Norway: 10 missing, including children, after landslide disaster
At least 10 people, including children, are missing after a landslide in southern Norway swept away more than a dozen buildings in the early hours of Wednesday, police said.
A rescue operation continued overnight with drones and helicopters, police said, adding at least 10 people were injured in the disaster, one of them critically.
The landslide struck a residential area in the municipality of Gjerdrum, about 30km (19 miles) north of the capital, Oslo. Police said 700 people had been evacuated from the area.
Photos of the site showed a large crater with destroyed buildings at the bottom of it.
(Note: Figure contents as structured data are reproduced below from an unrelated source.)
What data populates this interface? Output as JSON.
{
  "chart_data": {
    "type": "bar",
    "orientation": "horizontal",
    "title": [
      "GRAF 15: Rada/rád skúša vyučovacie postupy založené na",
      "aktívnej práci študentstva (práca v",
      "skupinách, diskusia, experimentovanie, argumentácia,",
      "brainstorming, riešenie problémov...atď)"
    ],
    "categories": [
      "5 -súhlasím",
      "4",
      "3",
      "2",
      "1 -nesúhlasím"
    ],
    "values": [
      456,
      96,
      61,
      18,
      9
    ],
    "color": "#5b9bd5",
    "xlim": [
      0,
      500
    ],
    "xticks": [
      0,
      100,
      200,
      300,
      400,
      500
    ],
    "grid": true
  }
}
Other buildings hung on the edges of the crater, TV footage showed.
Two more houses collapsed into the crater on Wednesday afternoon, broadcaster NRK reported.
“It is a catastrophe,” Prime Minister Erna Solberg told reporters after visiting the site.
“There could be people trapped … but at the same time we can’t be sure because it is the New Year’s holiday, which means people could be elsewhere,” she said, adding that rescue operations could take a long time.
“The situation is still so unstable that it is impossible to do any (rescue) effort other than from helicopters.”
In a tweet on Wednesday, she wrote: “It hurts to see how the forces of nature have ravaged Gjerdrum.”
Helicopters continued to hover over the area as night fell, at times lowering emergency responders towards the debris of collapsed houses. Police said rescue operations would continue through Wednesday night into Thursday.
Residents spoke of their experience.
“There were two massive tremors that lasted for a long while and I assumed it was snow being cleared or something like that,” Oeystein Gjerdrum, 68, told NRK.
“Then the power suddenly went out, and a neighbour came to the door and said we needed to evacuate, so I woke up my three grandchildren and told them to get dressed quickly.”
Masses of earth are still moving in what has been one of the largest clay slides in recent Norwegian history, Toril Hofshagen, the regional head of the Norwegian Water Resources and Energy Directorate, told a news conference.
Southern Norway has seen large amounts of precipitation in recent days, which may have caused the clay soil prevalent in the area to shift, broadcaster NRK said.